Cooling therapy slows down the metabolism and has to be applied within six hours to be of benefit. In some applications of the therapy, a blanket filled with running cold is placed around the baby to reduce the body temperature from 37.4 degrees Celsius to 33.5 degrees Celsius for a period of 72 hours.

“We would have to be in very cold water to experience that kind of temperature,” Dr Murray said.

People have realised for a long time that if a body was cold even in near drowning incidents it could still recover and the benefits of cold water for babies was also noticed in Russia in the last century, she said.

However it is only in this century the research has pinned it down and since 2009 has been widely used.

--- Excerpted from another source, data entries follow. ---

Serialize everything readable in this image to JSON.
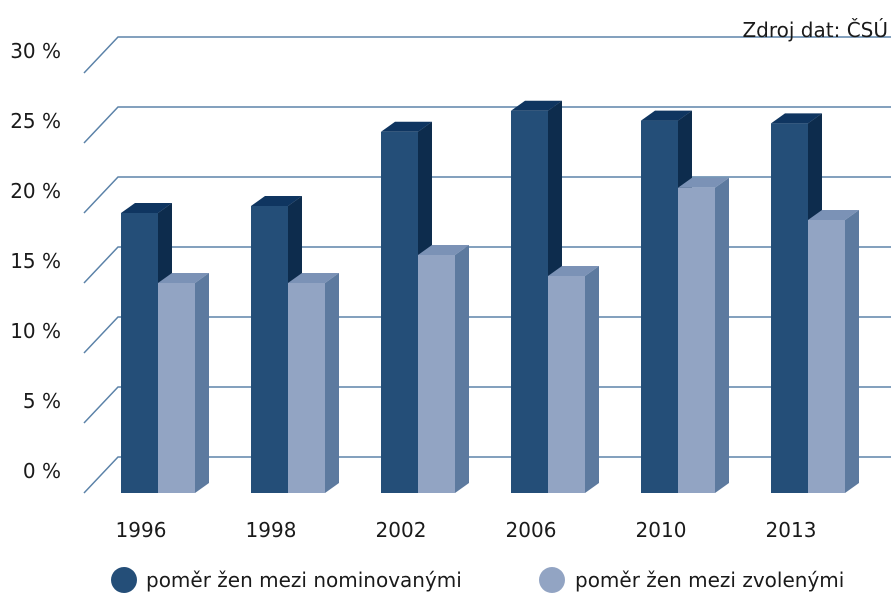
{
  "source_note": "Zdroj dat: ČSÚ",
  "chart_data": {
    "type": "bar",
    "categories": [
      "1996",
      "1998",
      "2002",
      "2006",
      "2010",
      "2013"
    ],
    "y_tick_labels": [
      "0 %",
      "5 %",
      "10 %",
      "15 %",
      "20 %",
      "25 %",
      "30 %"
    ],
    "ylim": [
      0,
      30
    ],
    "grid": true,
    "legend_position": "bottom",
    "series": [
      {
        "name": "poměr žen mezi nominovanými",
        "values": [
          20.0,
          20.5,
          25.8,
          27.3,
          26.6,
          26.4
        ]
      },
      {
        "name": "poměr žen mezi zvolenými",
        "values": [
          15.0,
          15.0,
          17.0,
          15.5,
          21.8,
          19.5
        ]
      }
    ],
    "colors": {
      "series_front": [
        "#244e78",
        "#92a4c3"
      ],
      "series_side": [
        "#0d2c4d",
        "#5d7a9f"
      ],
      "series_top": [
        "#0f3560",
        "#7b92b6"
      ],
      "gridline": "#5b82a8"
    }
  }
}
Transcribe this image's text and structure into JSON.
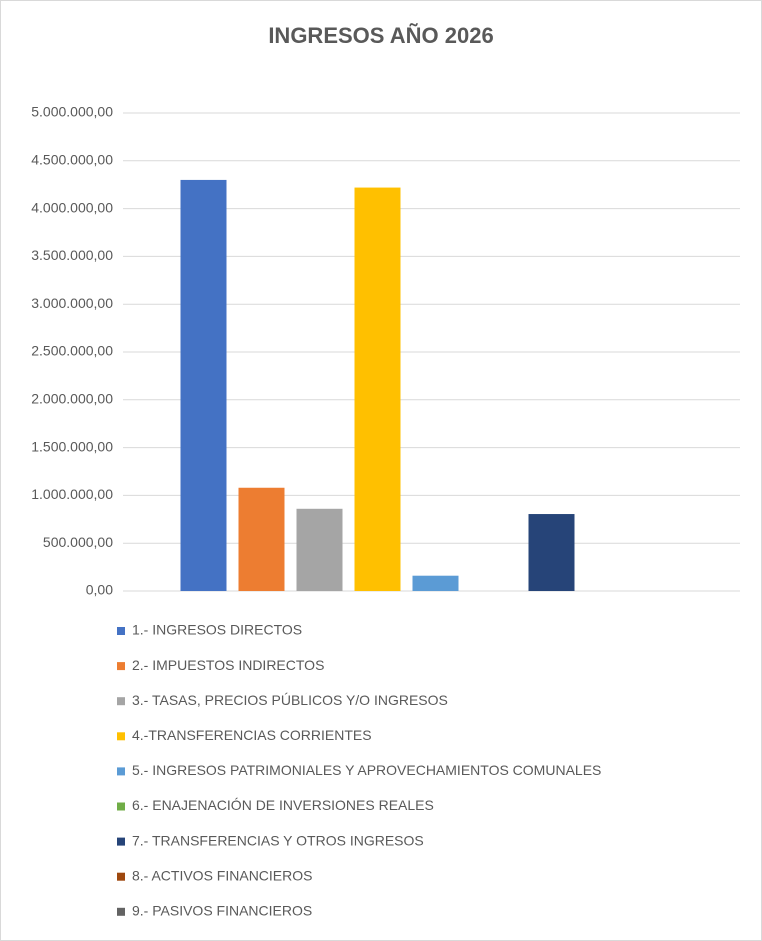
{
  "chart_data": {
    "type": "bar",
    "title": "INGRESOS AÑO 2026",
    "categories": [
      null
    ],
    "series": [
      {
        "name": "1.- INGRESOS DIRECTOS",
        "color": "#4472c4",
        "values": [
          4300000
        ]
      },
      {
        "name": "2.- IMPUESTOS INDIRECTOS",
        "color": "#ed7d31",
        "values": [
          1080000
        ]
      },
      {
        "name": "3.- TASAS, PRECIOS PÚBLICOS Y/O INGRESOS",
        "color": "#a5a5a5",
        "values": [
          860000
        ]
      },
      {
        "name": "4.-TRANSFERENCIAS CORRIENTES",
        "color": "#ffc000",
        "values": [
          4220000
        ]
      },
      {
        "name": "5.- INGRESOS PATRIMONIALES Y APROVECHAMIENTOS COMUNALES",
        "color": "#5b9bd5",
        "values": [
          160000
        ]
      },
      {
        "name": "6.- ENAJENACIÓN DE INVERSIONES REALES",
        "color": "#70ad47",
        "values": [
          0
        ]
      },
      {
        "name": "7.- TRANSFERENCIAS Y OTROS INGRESOS",
        "color": "#264478",
        "values": [
          805000
        ]
      },
      {
        "name": "8.- ACTIVOS FINANCIEROS",
        "color": "#9e480e",
        "values": [
          0
        ]
      },
      {
        "name": "9.- PASIVOS FINANCIEROS",
        "color": "#636363",
        "values": [
          0
        ]
      }
    ],
    "ylim": [
      0,
      5000000
    ],
    "yticks": [
      {
        "value": 0,
        "label": "0,00"
      },
      {
        "value": 500000,
        "label": "500.000,00"
      },
      {
        "value": 1000000,
        "label": "1.000.000,00"
      },
      {
        "value": 1500000,
        "label": "1.500.000,00"
      },
      {
        "value": 2000000,
        "label": "2.000.000,00"
      },
      {
        "value": 2500000,
        "label": "2.500.000,00"
      },
      {
        "value": 3000000,
        "label": "3.000.000,00"
      },
      {
        "value": 3500000,
        "label": "3.500.000,00"
      },
      {
        "value": 4000000,
        "label": "4.000.000,00"
      },
      {
        "value": 4500000,
        "label": "4.500.000,00"
      },
      {
        "value": 5000000,
        "label": "5.000.000,00"
      }
    ],
    "grid": true,
    "legend": "bottom"
  }
}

The research was carried out on lambs in New Zealand and on piglets in the UK and then on small studies on babies followed by large randomised control trial.

Followed up seven or eight years later, babies who were at risk at birth and who had been cooled showed lower rates of disabilities. “It is quite a safe therapy,” Dr Murray said.

The pioneers of the research are speaking at a ' Brain Monitoring and Neuroprotection in the Newborn; conference being hosted by the UCC INFANT centre in Killarney this weekend.

Four maternity hospitals in the State have cooling therapy available, the three main maternity hospitals in Dublin, as well as CUH in Cork.

For others such as the maternity unit in Tralee it is important to have the babies transferred within the six hour period. And for the therapy to be of most benefit it should begin soon after birth, and certainly within three hours, Dr Murray said.